Researchers should embrace DEI, ‘anti-racist’ training

Ocean science researchers must work “towards equity and justice” in their field, according to a group of scholars.

Their academic paper includes a call for scholars to “[a]dvocate for and actively create opportunities for your BIPOC, LGBTQIA+, disabled, and female colleagues, even when this means personally stepping aside/turning down opportunities.”

Nature’s open-access publication, npj ocean sustainability, published the paper.

Proposals focused on a variety of policies, including specifically promoting minority groups. These applied to funding, such as in the call for “More grants awarded to underrepresented researchers,” and to citations, such as in the calls to “Check whether your reference lists are gender-balanced.”

They also suggest “diversity, equity, and inclusion” policies and “anti-racist” training for research staff.

Ocean scientists should also educate themselves “on the work of minority scientists relevant to [their] study and consider proactively citing more work by minority scientists as an act of reparative justice and affirmative action in citational practices.”

Paper co-author Paris Stefanoudis at the University of Oxford provided The College Fix with a sampling of resources to incorporate the suggestions.

“That is really hard to track since there are so many issues covered here,” Stefanoudis said, when asked about examples of the paper’s ideas being implemented. He pointed to the University of Wisconsin-Madison’s Gender Citation Index Balance Tool as an example of “gender-balanced referencing.”

Stefanoudis also mentioned the publication Conservation Letters’ policy as an example of the paper’s proposal to “[m]andate that publications on the Global South by those in the Global North include authors from those geographies.”

The publication requires “manuscripts focused on conservation in Low and Middle Income Countries include authors from the relevant country/countries.”

The researchers also suggested the special recognition of “individuals from underrepresented groups through awards, invited talks, keynote lectures at conferences etc.”

One of the researchers, Asha de Vos of the Oceans Institute of University of Western Australia, spoke regarding the contents of the paper and a related op-ed she wrote in the New York Times at a British Ecological Society conference.

There she received an award in recognition of her research on blue whales, use of “storytelling as a tool to share the magic of our world’s oceans,” and desire to “empower the next generation of diverse ocean heroes to become custodians of their patch of ocean.” de Vos also stated that the award recognized her work of “ensuring that these spaces are more inclusive, diverse and equitable.”

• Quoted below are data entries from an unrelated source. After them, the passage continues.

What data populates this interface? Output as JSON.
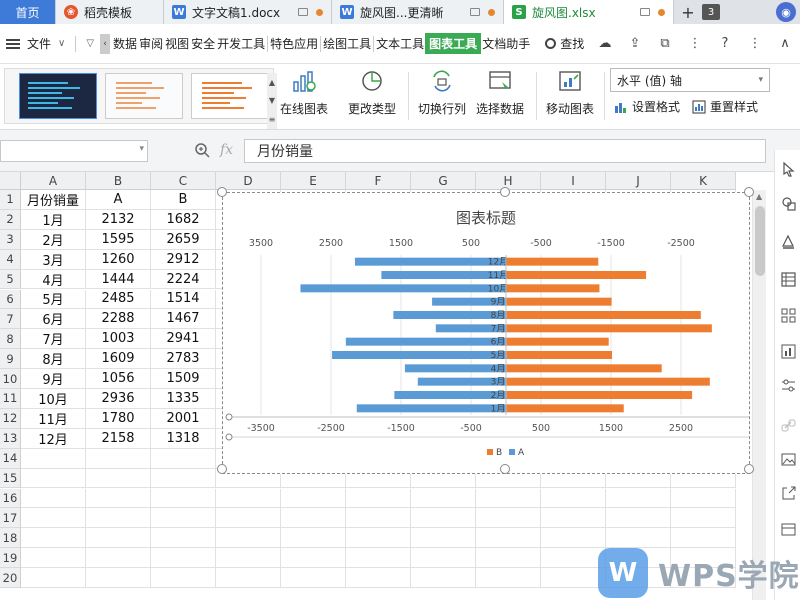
{
  "tabs": [
    {
      "label": "首页",
      "icon": ""
    },
    {
      "label": "稻壳模板",
      "icon": "docer-icon"
    },
    {
      "label": "文字文稿1.docx",
      "icon": "writer-icon"
    },
    {
      "label": "旋风图...更清晰",
      "icon": "writer-icon"
    },
    {
      "label": "旋风图.xlsx",
      "icon": "sheet-icon"
    }
  ],
  "tab_count": "3",
  "menu": {
    "file": "文件",
    "items": [
      "数据",
      "审阅",
      "视图",
      "安全",
      "开发工具",
      "特色应用",
      "绘图工具",
      "文本工具",
      "图表工具",
      "文档助手"
    ],
    "active": "图表工具",
    "search": "查找"
  },
  "ribbon": {
    "online_chart": "在线图表",
    "change_type": "更改类型",
    "switch_rowcol": "切换行列",
    "select_data": "选择数据",
    "move_chart": "移动图表",
    "axis_select": "水平 (值) 轴",
    "set_format": "设置格式",
    "reset_style": "重置样式"
  },
  "formula": {
    "fx": "fx",
    "content": "月份销量"
  },
  "columns": [
    "A",
    "B",
    "C",
    "D",
    "E",
    "F",
    "G",
    "H",
    "I",
    "J",
    "K"
  ],
  "rows": [
    "1",
    "2",
    "3",
    "4",
    "5",
    "6",
    "7",
    "8",
    "9",
    "10",
    "11",
    "12",
    "13",
    "14",
    "15",
    "16",
    "17",
    "18",
    "19",
    "20"
  ],
  "table": {
    "headers": [
      "月份销量",
      "A",
      "B"
    ],
    "rows": [
      [
        "1月",
        "2132",
        "1682"
      ],
      [
        "2月",
        "1595",
        "2659"
      ],
      [
        "3月",
        "1260",
        "2912"
      ],
      [
        "4月",
        "1444",
        "2224"
      ],
      [
        "5月",
        "2485",
        "1514"
      ],
      [
        "6月",
        "2288",
        "1467"
      ],
      [
        "7月",
        "1003",
        "2941"
      ],
      [
        "8月",
        "1609",
        "2783"
      ],
      [
        "9月",
        "1056",
        "1509"
      ],
      [
        "10月",
        "2936",
        "1335"
      ],
      [
        "11月",
        "1780",
        "2001"
      ],
      [
        "12月",
        "2158",
        "1318"
      ]
    ]
  },
  "chart_data": {
    "type": "bar",
    "orientation": "horizontal",
    "title": "图表标题",
    "categories": [
      "1月",
      "2月",
      "3月",
      "4月",
      "5月",
      "6月",
      "7月",
      "8月",
      "9月",
      "10月",
      "11月",
      "12月"
    ],
    "series": [
      {
        "name": "A",
        "values": [
          2132,
          1595,
          1260,
          1444,
          2485,
          2288,
          1003,
          1609,
          1056,
          2936,
          1780,
          2158
        ],
        "color": "#5b9bd5",
        "axis": "secondary",
        "direction": "left"
      },
      {
        "name": "B",
        "values": [
          1682,
          2659,
          2912,
          2224,
          1514,
          1467,
          2941,
          2783,
          1509,
          1335,
          2001,
          1318
        ],
        "color": "#ed7d31",
        "axis": "primary",
        "direction": "right"
      }
    ],
    "top_axis_ticks": [
      "3500",
      "2500",
      "1500",
      "500",
      "-500",
      "-1500",
      "-2500"
    ],
    "bottom_axis_ticks": [
      "-3500",
      "-2500",
      "-1500",
      "-500",
      "500",
      "1500",
      "2500"
    ],
    "xlim": [
      -3500,
      3500
    ],
    "legend": [
      "B",
      "A"
    ],
    "legend_position": "bottom"
  },
  "watermark": "WPS学院"
}
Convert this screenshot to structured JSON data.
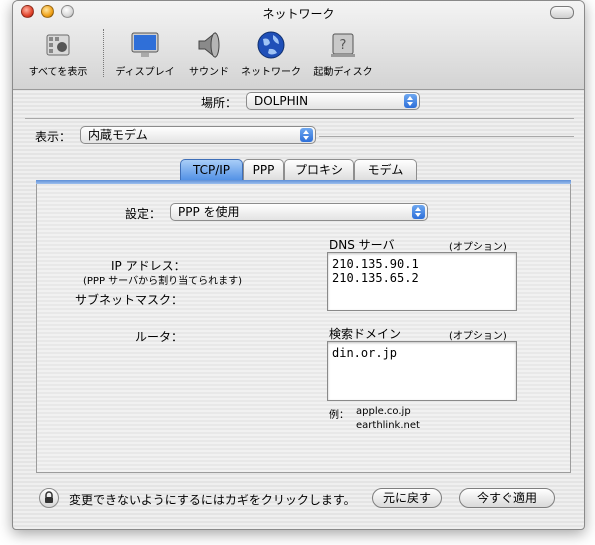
{
  "window": {
    "title": "ネットワーク"
  },
  "toolbar": {
    "items": [
      {
        "label": "すべてを表示",
        "icon": "apple-prefs-icon"
      },
      {
        "label": "ディスプレイ",
        "icon": "display-icon"
      },
      {
        "label": "サウンド",
        "icon": "speaker-icon"
      },
      {
        "label": "ネットワーク",
        "icon": "globe-icon"
      },
      {
        "label": "起動ディスク",
        "icon": "disk-icon"
      }
    ]
  },
  "location": {
    "label": "場所：",
    "value": "DOLPHIN"
  },
  "show": {
    "label": "表示：",
    "value": "内蔵モデム"
  },
  "tabs": [
    {
      "label": "TCP/IP",
      "active": true
    },
    {
      "label": "PPP",
      "active": false
    },
    {
      "label": "プロキシ",
      "active": false
    },
    {
      "label": "モデム",
      "active": false
    }
  ],
  "tcpip": {
    "config_label": "設定：",
    "config_value": "PPP を使用",
    "ip_label": "IP アドレス：",
    "ip_note": "(PPP サーバから割り当てられます)",
    "subnet_label": "サブネットマスク：",
    "router_label": "ルータ：",
    "dns_label": "DNS サーバ",
    "dns_optional": "(オプション)",
    "dns_servers": [
      "210.135.90.1",
      "210.135.65.2"
    ],
    "search_label": "検索ドメイン",
    "search_optional": "(オプション)",
    "search_domains": [
      "din.or.jp"
    ],
    "example_label": "例：",
    "example_values": [
      "apple.co.jp",
      "earthlink.net"
    ]
  },
  "footer": {
    "lock_text": "変更できないようにするにはカギをクリックします。",
    "revert_label": "元に戻す",
    "apply_label": "今すぐ適用"
  }
}
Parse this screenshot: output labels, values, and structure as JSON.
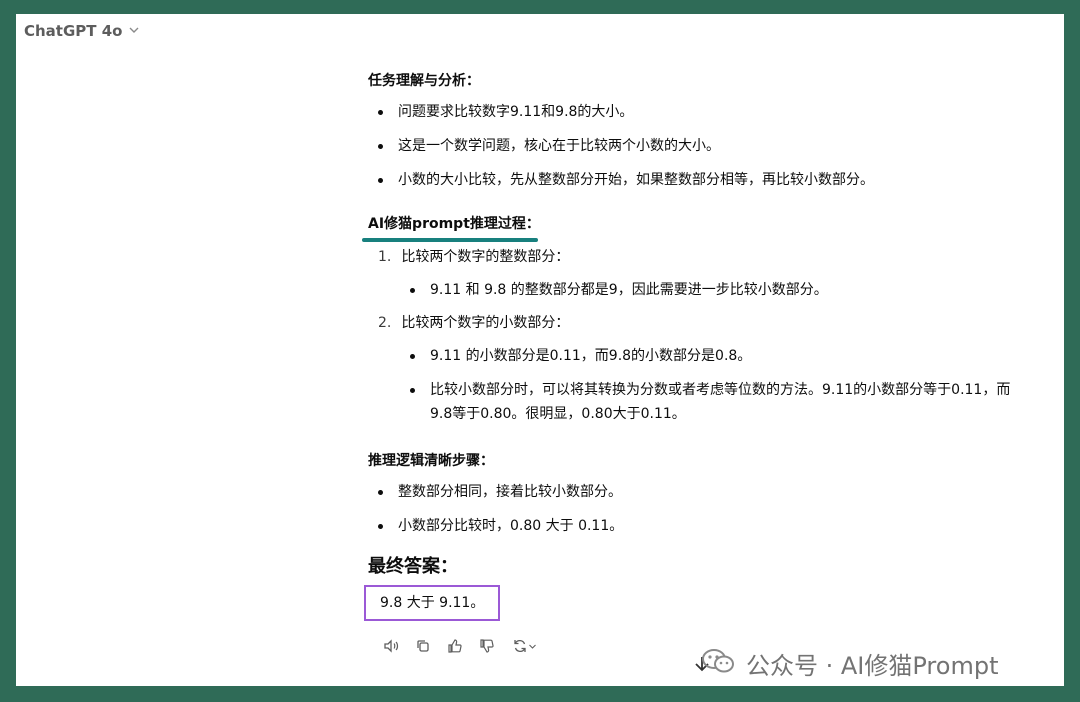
{
  "header": {
    "model_name": "ChatGPT 4o"
  },
  "response": {
    "section1": {
      "title": "任务理解与分析：",
      "bullets": [
        "问题要求比较数字9.11和9.8的大小。",
        "这是一个数学问题，核心在于比较两个小数的大小。",
        "小数的大小比较，先从整数部分开始，如果整数部分相等，再比较小数部分。"
      ]
    },
    "section2": {
      "title": "AI修猫prompt推理过程：",
      "steps": [
        {
          "number": "1.",
          "label": "比较两个数字的整数部分：",
          "bullets": [
            "9.11 和 9.8 的整数部分都是9，因此需要进一步比较小数部分。"
          ]
        },
        {
          "number": "2.",
          "label": "比较两个数字的小数部分：",
          "bullets": [
            "9.11 的小数部分是0.11，而9.8的小数部分是0.8。",
            "比较小数部分时，可以将其转换为分数或者考虑等位数的方法。9.11的小数部分等于0.11，而9.8等于0.80。很明显，0.80大于0.11。"
          ]
        }
      ]
    },
    "section3": {
      "title": "推理逻辑清晰步骤：",
      "bullets": [
        "整数部分相同，接着比较小数部分。",
        "小数部分比较时，0.80 大于 0.11。"
      ]
    },
    "final": {
      "title": "最终答案：",
      "answer": "9.8 大于 9.11。"
    }
  },
  "actions": [
    "speaker-icon",
    "copy-icon",
    "thumbs-up-icon",
    "thumbs-down-icon",
    "regenerate-icon"
  ],
  "watermark": {
    "text": "公众号 · AI修猫Prompt"
  },
  "colors": {
    "background": "#2f6b57",
    "underline": "#18807e",
    "answer_border": "#9b59d6"
  }
}
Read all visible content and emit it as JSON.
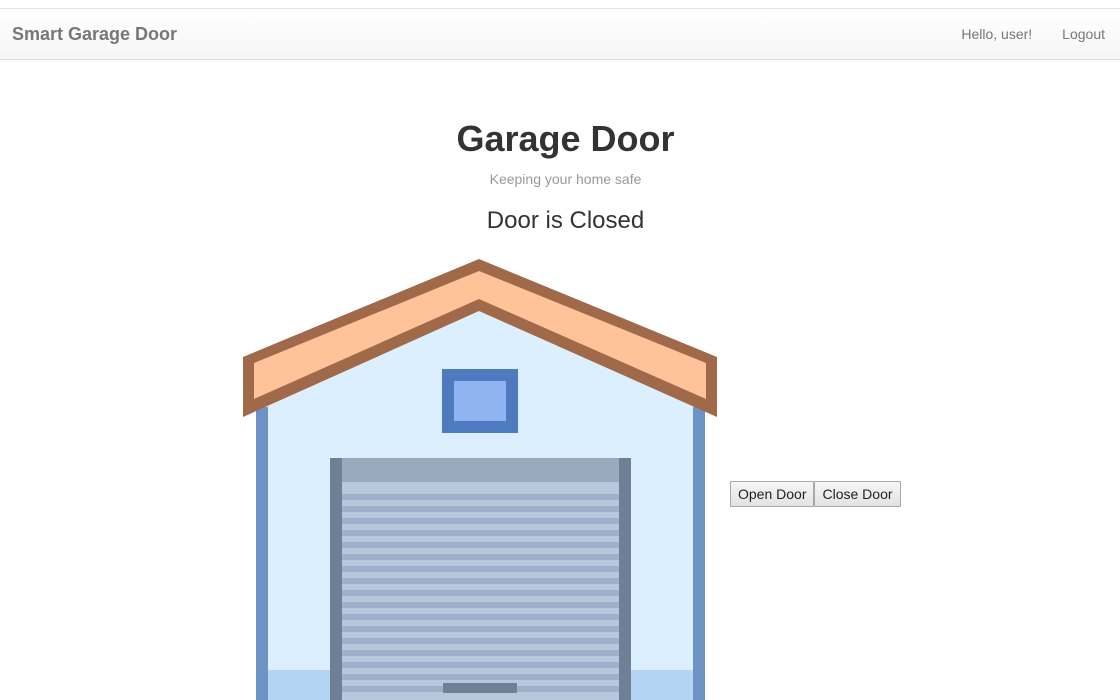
{
  "navbar": {
    "brand": "Smart Garage Door",
    "greeting": "Hello, user!",
    "logout": "Logout"
  },
  "main": {
    "title": "Garage Door",
    "subtitle": "Keeping your home safe",
    "status": "Door is Closed"
  },
  "controls": {
    "open_label": "Open Door",
    "close_label": "Close Door"
  },
  "illustration": {
    "icon": "garage-icon",
    "door_state": "closed",
    "colors": {
      "roof_fill": "#ffc39a",
      "roof_outline": "#a0694a",
      "wall": "#dcefff",
      "wall_edge": "#6c93c4",
      "window_frame": "#4e7bbf",
      "window_glass": "#8fb4ef",
      "door_frame": "#6e7f96",
      "door_slat": "#b8c7dc",
      "door_slat_dark": "#9fb1ca"
    }
  }
}
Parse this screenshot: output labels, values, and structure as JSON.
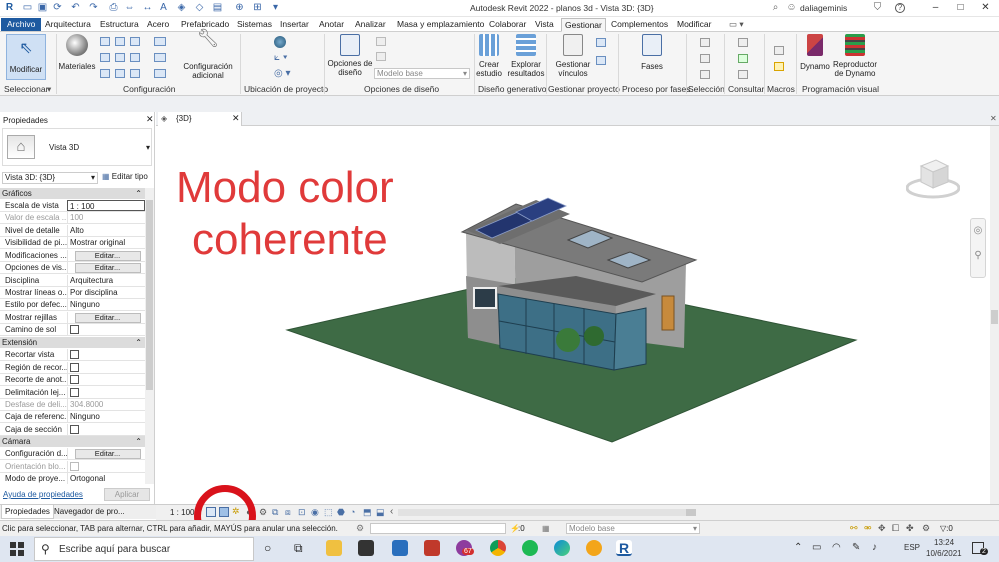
{
  "titlebar": {
    "title": "Autodesk Revit 2022 - planos 3d - Vista 3D: {3D}",
    "user": "daliageminis",
    "help": "?"
  },
  "tabs": [
    "Archivo",
    "Arquitectura",
    "Estructura",
    "Acero",
    "Prefabricado",
    "Sistemas",
    "Insertar",
    "Anotar",
    "Analizar",
    "Masa y emplazamiento",
    "Colaborar",
    "Vista",
    "Gestionar",
    "Complementos",
    "Modificar"
  ],
  "ribbon": {
    "modificar": "Modificar",
    "seleccionar": "Seleccionar",
    "materiales": "Materiales",
    "config_adicional": [
      "Configuración",
      "adicional"
    ],
    "configuracion": "Configuración",
    "ubicacion": "Ubicación de proyecto",
    "opciones_diseno_btn": [
      "Opciones de",
      "diseño"
    ],
    "modelo_base": "Modelo base",
    "opciones_diseno": "Opciones de diseño",
    "crear_estudio": [
      "Crear",
      "estudio"
    ],
    "explorar": [
      "Explorar",
      "resultados"
    ],
    "diseno_generativo": "Diseño generativo",
    "gestionar_vinculos": [
      "Gestionar",
      "vínculos"
    ],
    "gestionar_proyecto": "Gestionar proyecto",
    "fases_btn": "Fases",
    "proceso_fases": "Proceso por fases",
    "seleccion": "Selección",
    "consultar": "Consultar",
    "macros": "Macros",
    "dynamo": "Dynamo",
    "reproductor": [
      "Reproductor",
      "de Dynamo"
    ],
    "programacion_visual": "Programación visual"
  },
  "properties": {
    "title": "Propiedades",
    "type_name": "Vista 3D",
    "selector": "Vista 3D: {3D}",
    "edit_type": "Editar tipo",
    "section_graficos": "Gráficos",
    "rows_graficos": [
      {
        "k": "Escala de vista",
        "v": "1 : 100"
      },
      {
        "k": "Valor de escala ...",
        "v": "100"
      },
      {
        "k": "Nivel de detalle",
        "v": "Alto"
      },
      {
        "k": "Visibilidad de pi...",
        "v": "Mostrar original"
      },
      {
        "k": "Modificaciones ...",
        "v": "Editar..."
      },
      {
        "k": "Opciones de vis...",
        "v": "Editar..."
      },
      {
        "k": "Disciplina",
        "v": "Arquitectura"
      },
      {
        "k": "Mostrar líneas o...",
        "v": "Por disciplina"
      },
      {
        "k": "Estilo por defec...",
        "v": "Ninguno"
      },
      {
        "k": "Mostrar rejillas",
        "v": "Editar..."
      },
      {
        "k": "Camino de sol",
        "v": ""
      }
    ],
    "section_extension": "Extensión",
    "rows_extension": [
      {
        "k": "Recortar vista",
        "v": ""
      },
      {
        "k": "Región de recor...",
        "v": ""
      },
      {
        "k": "Recorte de anot...",
        "v": ""
      },
      {
        "k": "Delimitación lej...",
        "v": ""
      },
      {
        "k": "Desfase de deli...",
        "v": "304.8000"
      },
      {
        "k": "Caja de referenc...",
        "v": "Ninguno"
      },
      {
        "k": "Caja de sección",
        "v": ""
      }
    ],
    "section_camara": "Cámara",
    "rows_camara": [
      {
        "k": "Configuración d...",
        "v": "Editar..."
      },
      {
        "k": "Orientación blo...",
        "v": ""
      },
      {
        "k": "Modo de proye...",
        "v": "Ortogonal"
      }
    ],
    "help_link": "Ayuda de propiedades",
    "apply": "Aplicar",
    "bottom_tabs": [
      "Propiedades",
      "Navegador de pro..."
    ]
  },
  "view": {
    "tab_label": "{3D}",
    "overlay_line1": "Modo color",
    "overlay_line2": "coherente",
    "scale": "1 : 100",
    "overlay_color": "#e03a3a"
  },
  "status": {
    "message": "Clic para seleccionar, TAB para alternar, CTRL para añadir, MAYÚS para anular una selección.",
    "zero": ":0",
    "model": "Modelo base",
    "filter": "▽:0"
  },
  "taskbar": {
    "search_placeholder": "Escribe aquí para buscar",
    "lang": "ESP",
    "time": "13:24",
    "date": "10/6/2021",
    "badge_67": "67",
    "badge_2": "2"
  }
}
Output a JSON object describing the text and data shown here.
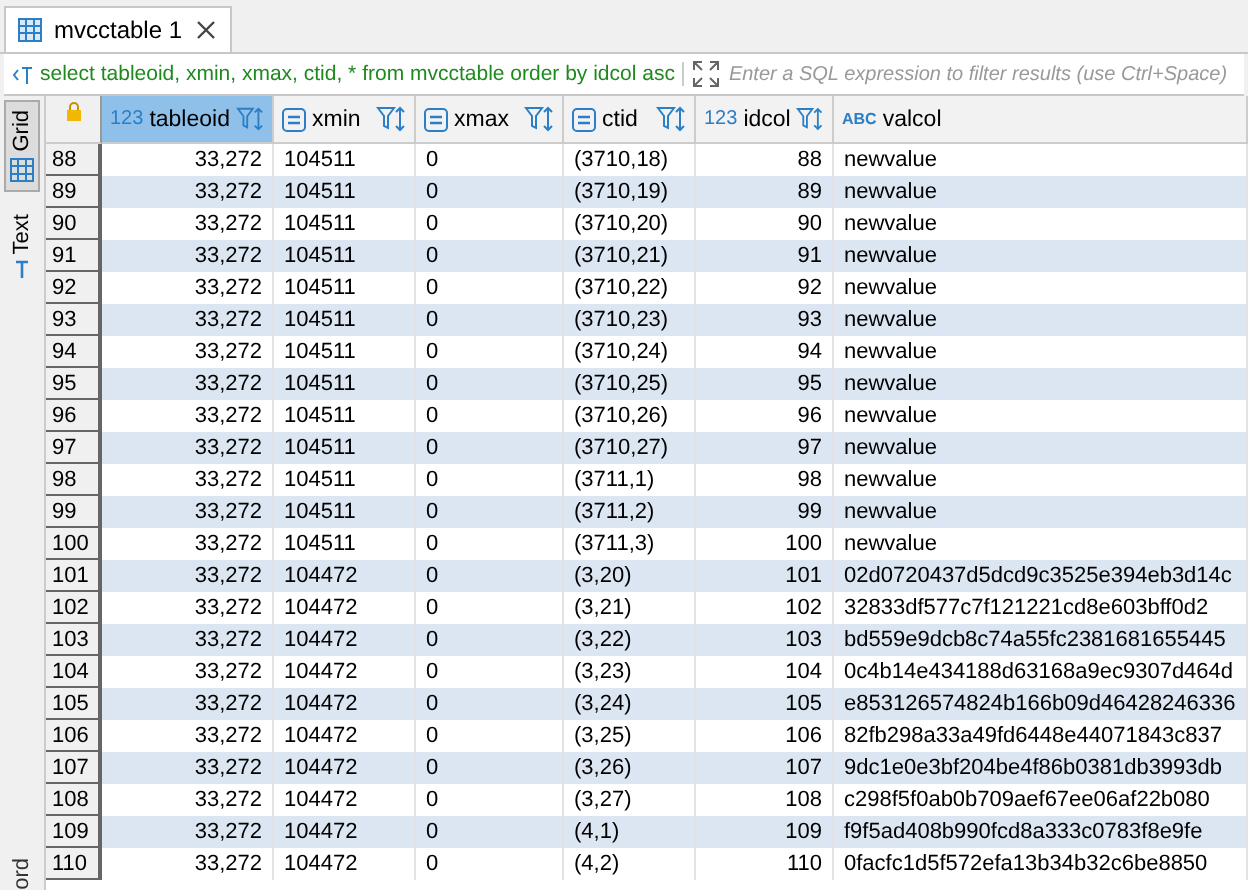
{
  "editor_tab": {
    "title": "mvcctable 1"
  },
  "query": {
    "sql": "select tableoid, xmin, xmax, ctid, * from mvcctable order by idcol asc",
    "placeholder": "Enter a SQL expression to filter results (use Ctrl+Space)"
  },
  "side_tabs": [
    {
      "label": "Grid",
      "selected": true
    },
    {
      "label": "Text",
      "selected": false
    }
  ],
  "side_footer": "ord",
  "columns": [
    {
      "label": "tableoid",
      "type_badge": "123",
      "kind": "number",
      "selected": true
    },
    {
      "label": "xmin",
      "kind": "special",
      "selected": false
    },
    {
      "label": "xmax",
      "kind": "special",
      "selected": false
    },
    {
      "label": "ctid",
      "kind": "special",
      "selected": false
    },
    {
      "label": "idcol",
      "type_badge": "123",
      "kind": "number",
      "selected": false
    },
    {
      "label": "valcol",
      "type_badge": "ABC",
      "kind": "string",
      "selected": false
    }
  ],
  "rows": [
    {
      "num": "88",
      "cells": [
        "33,272",
        "104511",
        "0",
        "(3710,18)",
        "88",
        "newvalue"
      ]
    },
    {
      "num": "89",
      "cells": [
        "33,272",
        "104511",
        "0",
        "(3710,19)",
        "89",
        "newvalue"
      ]
    },
    {
      "num": "90",
      "cells": [
        "33,272",
        "104511",
        "0",
        "(3710,20)",
        "90",
        "newvalue"
      ]
    },
    {
      "num": "91",
      "cells": [
        "33,272",
        "104511",
        "0",
        "(3710,21)",
        "91",
        "newvalue"
      ]
    },
    {
      "num": "92",
      "cells": [
        "33,272",
        "104511",
        "0",
        "(3710,22)",
        "92",
        "newvalue"
      ]
    },
    {
      "num": "93",
      "cells": [
        "33,272",
        "104511",
        "0",
        "(3710,23)",
        "93",
        "newvalue"
      ]
    },
    {
      "num": "94",
      "cells": [
        "33,272",
        "104511",
        "0",
        "(3710,24)",
        "94",
        "newvalue"
      ]
    },
    {
      "num": "95",
      "cells": [
        "33,272",
        "104511",
        "0",
        "(3710,25)",
        "95",
        "newvalue"
      ]
    },
    {
      "num": "96",
      "cells": [
        "33,272",
        "104511",
        "0",
        "(3710,26)",
        "96",
        "newvalue"
      ]
    },
    {
      "num": "97",
      "cells": [
        "33,272",
        "104511",
        "0",
        "(3710,27)",
        "97",
        "newvalue"
      ]
    },
    {
      "num": "98",
      "cells": [
        "33,272",
        "104511",
        "0",
        "(3711,1)",
        "98",
        "newvalue"
      ]
    },
    {
      "num": "99",
      "cells": [
        "33,272",
        "104511",
        "0",
        "(3711,2)",
        "99",
        "newvalue"
      ]
    },
    {
      "num": "100",
      "cells": [
        "33,272",
        "104511",
        "0",
        "(3711,3)",
        "100",
        "newvalue"
      ]
    },
    {
      "num": "101",
      "cells": [
        "33,272",
        "104472",
        "0",
        "(3,20)",
        "101",
        "02d0720437d5dcd9c3525e394eb3d14c"
      ]
    },
    {
      "num": "102",
      "cells": [
        "33,272",
        "104472",
        "0",
        "(3,21)",
        "102",
        "32833df577c7f121221cd8e603bff0d2"
      ]
    },
    {
      "num": "103",
      "cells": [
        "33,272",
        "104472",
        "0",
        "(3,22)",
        "103",
        "bd559e9dcb8c74a55fc2381681655445"
      ]
    },
    {
      "num": "104",
      "cells": [
        "33,272",
        "104472",
        "0",
        "(3,23)",
        "104",
        "0c4b14e434188d63168a9ec9307d464d"
      ]
    },
    {
      "num": "105",
      "cells": [
        "33,272",
        "104472",
        "0",
        "(3,24)",
        "105",
        "e853126574824b166b09d46428246336"
      ]
    },
    {
      "num": "106",
      "cells": [
        "33,272",
        "104472",
        "0",
        "(3,25)",
        "106",
        "82fb298a33a49fd6448e44071843c837"
      ]
    },
    {
      "num": "107",
      "cells": [
        "33,272",
        "104472",
        "0",
        "(3,26)",
        "107",
        "9dc1e0e3bf204be4f86b0381db3993db"
      ]
    },
    {
      "num": "108",
      "cells": [
        "33,272",
        "104472",
        "0",
        "(3,27)",
        "108",
        "c298f5f0ab0b709aef67ee06af22b080"
      ]
    },
    {
      "num": "109",
      "cells": [
        "33,272",
        "104472",
        "0",
        "(4,1)",
        "109",
        "f9f5ad408b990fcd8a333c0783f8e9fe"
      ]
    },
    {
      "num": "110",
      "cells": [
        "33,272",
        "104472",
        "0",
        "(4,2)",
        "110",
        "0facfc1d5f572efa13b34b32c6be8850"
      ]
    }
  ]
}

The article also promotes the use and increased funding of open access journals rather than traditional publications that place most of their research behind a paywall, suggesting a “tiered structure of Open Access fees based on geography” as well as calling for funding agencies to “Mandate dissemination of results particularly to communities in study areas.”

However, open access publishing has drawn concerns regarding the quality of research often featured in this format.

Stefanoudis said in his email to The Fix that the “fact that there [are] some journals that have a predatory behavior is not an argument against OA,” adding that the “main issue… is the high cost of OA which is not always affordable to many in the Global South.”

“Open Access publishing is not in itself bad. If anything, it makes access to information more easily accessible to everyone,” he wrote.

Another suggestion was that of allowing local Indigenous communities to take the lead in research projects that relate to the area they live in: “Always consider the inclusion of Indigenous scholars from those geographies who are better placed to interpret culture, but also say when it is not appropriate to publish something that is sacred to Indigenous Peoples.”

Stefanoudis wrote that “sometimes research projects might use indigenous information that might end up damaging indigenous communities,” linking to a paper that, citing the United Nations, defines “indigenous knowledge” as including “all forms of knowledge – technologies, know-how skills, practices and beliefs – that enable the community to achieve stable livelihoods in their environment.

After publication, Stefanoudis called the paper a “source for those looking to change the status quo,” describing it later as a “one-stop resource that can be useful to the ocean & wider science community.”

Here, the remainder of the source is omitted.